Robin G. Hicks , University of Victoria
The coordination chemistry of the Nindigo ligand has been explored. Our first forays focused on Pd(II) substrates. We were able to prepare binuclear Pd complexes with the Nindigo ligand adopting the anticipated bis-bidentate binding mode – most of the time; when the aniline substituents are relatively large, reactions with Pd(hfac)2 led to ligand isomerization and isolation of mononuclear Nindigo-Pd species in which the Nindigo core has switched from a trans to a cis alkene. The physicochemical properties of the complexes turn out to be extremely interesting. The pi-pi* absorption of the ligand persists in the metal complexes but is shifted into the near infrared region; aborsption intensities remain extremely high (~10E4 M-1 cm-1). Even more interesting is the discovery of several reversible oxidation/reduction processes (monitored by cyclic voltammetry) which are attributable to the coordinated Nindigo ligand. As such, the Nindigo structure represents a brand new type of bridging ligand which (a) can be readily tuned (in terms of steric and electronic properties) by simple choice of the aniline reagent, (b) holds two metal centres in very close proximity, which bodes well for strong metal-metal interactions mediated by the bridging ligand, and (c) exhibits a range of functionalities such as near infrared absorption and redox activity.

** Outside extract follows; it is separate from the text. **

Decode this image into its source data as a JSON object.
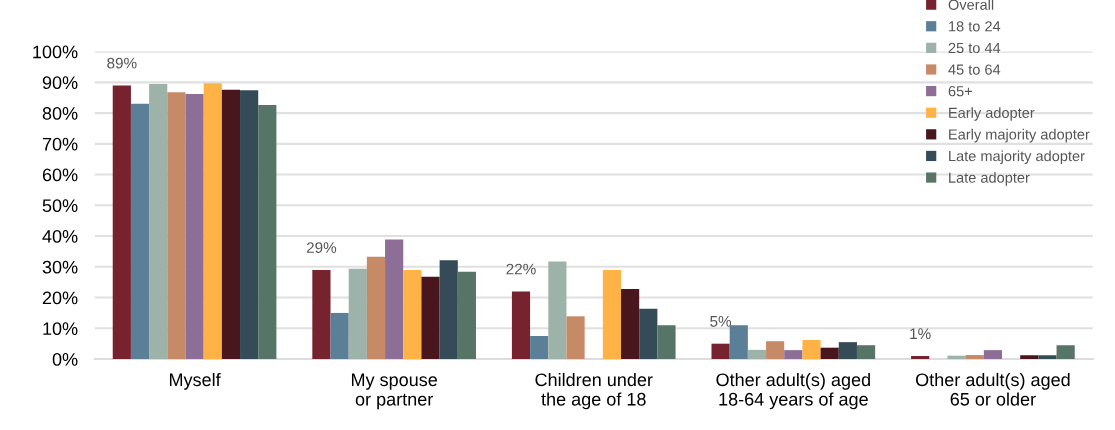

Overall this project has worked out more successfully than I had imagined it could in a relatively short period of time; our recent discoveries have opened up a huge range of opportunities and ‘new directions’ which I am now enthusiastically pursuing. This project would not have been possible without funding support from PRF and I am immensely grateful for the opportunity provided by this grant.